By Dennis Jay Santos
Posted date: August 22, 2008
DAVAO CITY, Philippines—Majority of the recently repatriated 37 overseas Filipino workers (OFW) from Jordan said they were forced to admit crimes because Philippine Embassy officials told them it was the only way they could go home.
“Umamin na lang daw kami, para makauwi na (They told us to just admit it so we could come home),” May Ann Abat, 23, of Davao del Norte, said.
Abat, who left the country to work in Jordan on October 27 last year, arrived at the Davao International Airport here on Thursday and was met by her two sons and her parents.
Abat said after a few months working in Jordan as a domestic helper, her abusive employer, who runs a jewelry shop in Amman, accused her of stealing a diamond.
She said she did not do it but was jailed despite her denial.
After a while, Abat said she and the other OFWs were told by a staffer at the Philippine Embassy in Jordan to “admit the trumped-up charges.”
“The embassy will give us a ticket back home,” Abat recalled what they were told about without identifying who the embassy staffer was.
She said she and the other OFWs were left with no other choice but to admit the crimes falsely imputed to them.
Jenylyn Caro, 24, of North Cotabato, said she was also among those given no other choice.
“Mercy or justice. We were told that if we choose to fight the case in court and deny the charges, our abusive employers will file another false accusation,” Caro said.
She said they were warned that denying the charges would just prolong their stay in jail but admitting them would result in some kind of a pardon.
Bai Lanie Kayao, of Maguindanao province, said she was arrested and jailed after she ran away from an allegedly abusive employer.
Kayao said while in jail, her employer told her she would only be freed if she paid 1,000 Jordanian dinar or about P64,170.

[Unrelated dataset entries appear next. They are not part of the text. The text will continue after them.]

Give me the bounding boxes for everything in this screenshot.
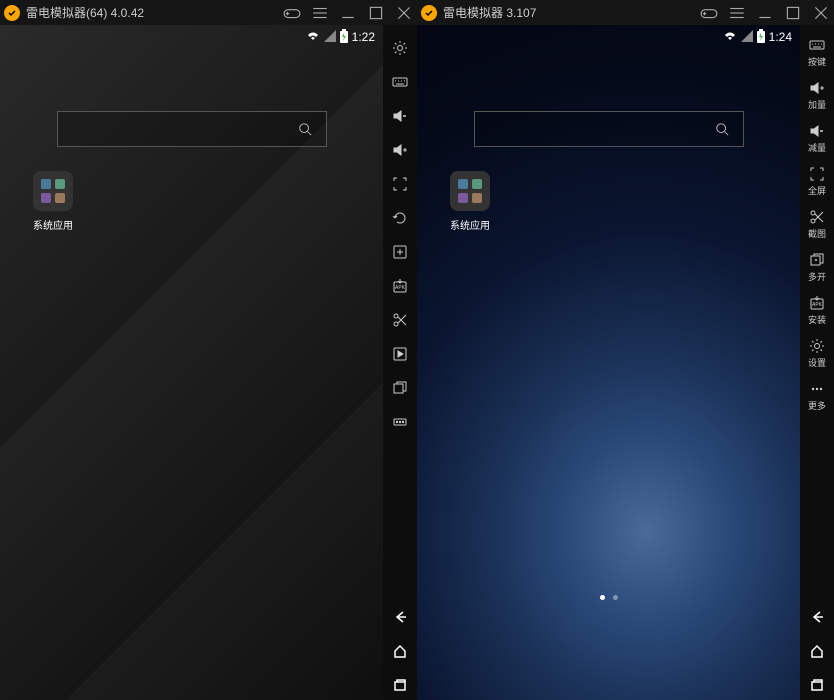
rotate-icon[interactable] xyxy=(385,203,415,233)
window-title: 雷电模拟器(64) 4.0.42 xyxy=(26,4,283,21)
settings-gear-icon[interactable]: 设置 xyxy=(802,334,832,373)
titlebar: 雷电模拟器 3.107 xyxy=(417,0,834,25)
scissors-icon[interactable]: 截图 xyxy=(802,205,832,244)
titlebar: 雷电模拟器(64) 4.0.42 xyxy=(0,0,417,25)
sidebar-left: APK xyxy=(383,25,417,700)
sidebar-right: 按键 加量 减量 全屏 截图 多开 APK安装 设置 更多 xyxy=(800,25,834,700)
window-controls xyxy=(283,4,413,22)
settings-gear-icon[interactable] xyxy=(385,33,415,63)
nav-back-icon[interactable] xyxy=(802,602,832,632)
battery-charging-icon xyxy=(340,29,348,46)
page-dot-active xyxy=(600,595,605,600)
gamepad-icon[interactable] xyxy=(700,4,718,22)
status-bar: 1:24 xyxy=(417,25,800,49)
nav-home-icon[interactable] xyxy=(802,636,832,666)
close-icon[interactable] xyxy=(395,4,413,22)
gamepad-icon[interactable] xyxy=(283,4,301,22)
app-logo xyxy=(4,5,20,21)
status-time: 1:24 xyxy=(769,30,792,44)
svg-text:APK: APK xyxy=(395,285,406,291)
wifi-icon xyxy=(306,30,320,45)
search-icon xyxy=(298,122,312,136)
emulator-screen[interactable]: 1:22 系统应用 xyxy=(0,25,383,700)
page-dot xyxy=(613,595,618,600)
window-controls xyxy=(700,4,830,22)
close-icon[interactable] xyxy=(812,4,830,22)
more-dots-icon[interactable]: 更多 xyxy=(802,377,832,416)
svg-text:APK: APK xyxy=(812,302,823,308)
volume-down-icon[interactable]: 减量 xyxy=(802,119,832,158)
multitask-icon[interactable] xyxy=(385,373,415,403)
nav-recent-icon[interactable] xyxy=(385,670,415,700)
volume-up-icon[interactable] xyxy=(385,135,415,165)
more-dots-icon[interactable] xyxy=(385,407,415,437)
menu-icon[interactable] xyxy=(311,4,329,22)
search-input[interactable] xyxy=(474,111,744,147)
nav-home-icon[interactable] xyxy=(385,636,415,666)
multi-open-icon[interactable]: 多开 xyxy=(802,248,832,287)
nav-recent-icon[interactable] xyxy=(802,670,832,700)
emulator-left: 雷电模拟器(64) 4.0.42 1:22 系统应用 xyxy=(0,0,417,700)
app-label: 系统应用 xyxy=(28,217,78,232)
app-label: 系统应用 xyxy=(445,217,495,232)
fullscreen-icon[interactable]: 全屏 xyxy=(802,162,832,201)
plus-box-icon[interactable] xyxy=(385,237,415,267)
wifi-icon xyxy=(723,30,737,45)
maximize-icon[interactable] xyxy=(367,4,385,22)
volume-down-icon[interactable] xyxy=(385,101,415,131)
maximize-icon[interactable] xyxy=(784,4,802,22)
emulator-screen[interactable]: 1:24 系统应用 xyxy=(417,25,800,700)
page-indicator xyxy=(417,595,800,600)
status-bar: 1:22 xyxy=(0,25,383,49)
system-apps-icon[interactable]: 系统应用 xyxy=(28,171,78,232)
status-time: 1:22 xyxy=(352,30,375,44)
keyboard-icon[interactable] xyxy=(385,67,415,97)
scissors-icon[interactable] xyxy=(385,305,415,335)
apk-install-icon[interactable]: APK安装 xyxy=(802,291,832,330)
app-logo xyxy=(421,5,437,21)
window-title: 雷电模拟器 3.107 xyxy=(443,4,700,21)
system-apps-icon[interactable]: 系统应用 xyxy=(445,171,495,232)
search-icon xyxy=(715,122,729,136)
nav-back-icon[interactable] xyxy=(385,602,415,632)
emulator-right: 雷电模拟器 3.107 1:24 系统应用 xyxy=(417,0,834,700)
apk-icon[interactable]: APK xyxy=(385,271,415,301)
play-box-icon[interactable] xyxy=(385,339,415,369)
volume-up-icon[interactable]: 加量 xyxy=(802,76,832,115)
menu-icon[interactable] xyxy=(728,4,746,22)
minimize-icon[interactable] xyxy=(756,4,774,22)
search-input[interactable] xyxy=(57,111,327,147)
signal-icon xyxy=(324,30,336,45)
keyboard-icon[interactable]: 按键 xyxy=(802,33,832,72)
battery-charging-icon xyxy=(757,29,765,46)
minimize-icon[interactable] xyxy=(339,4,357,22)
fullscreen-icon[interactable] xyxy=(385,169,415,199)
signal-icon xyxy=(741,30,753,45)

Kayao said she told her employer she had no money and the only way she could pay them was to work for them again.
She said she told them if they let her work again, they would have to spend more money on her.
“So I begged them to let me go instead and send me home,” she said.
Senate President Manny Villar, who arranged the repatriation of the three OFWs, said there could be more than 100 OFWs still locked up in Jordan.
Villar said most of those still in that country also face trumped-up charges.
Villar lamented that while a ban on deployment of OFWs to Jordan remained, many Filipinos seeking work still managed to go there.
He said a bill that would mandate government to help both documented and undocumented OFWs was being crafted now.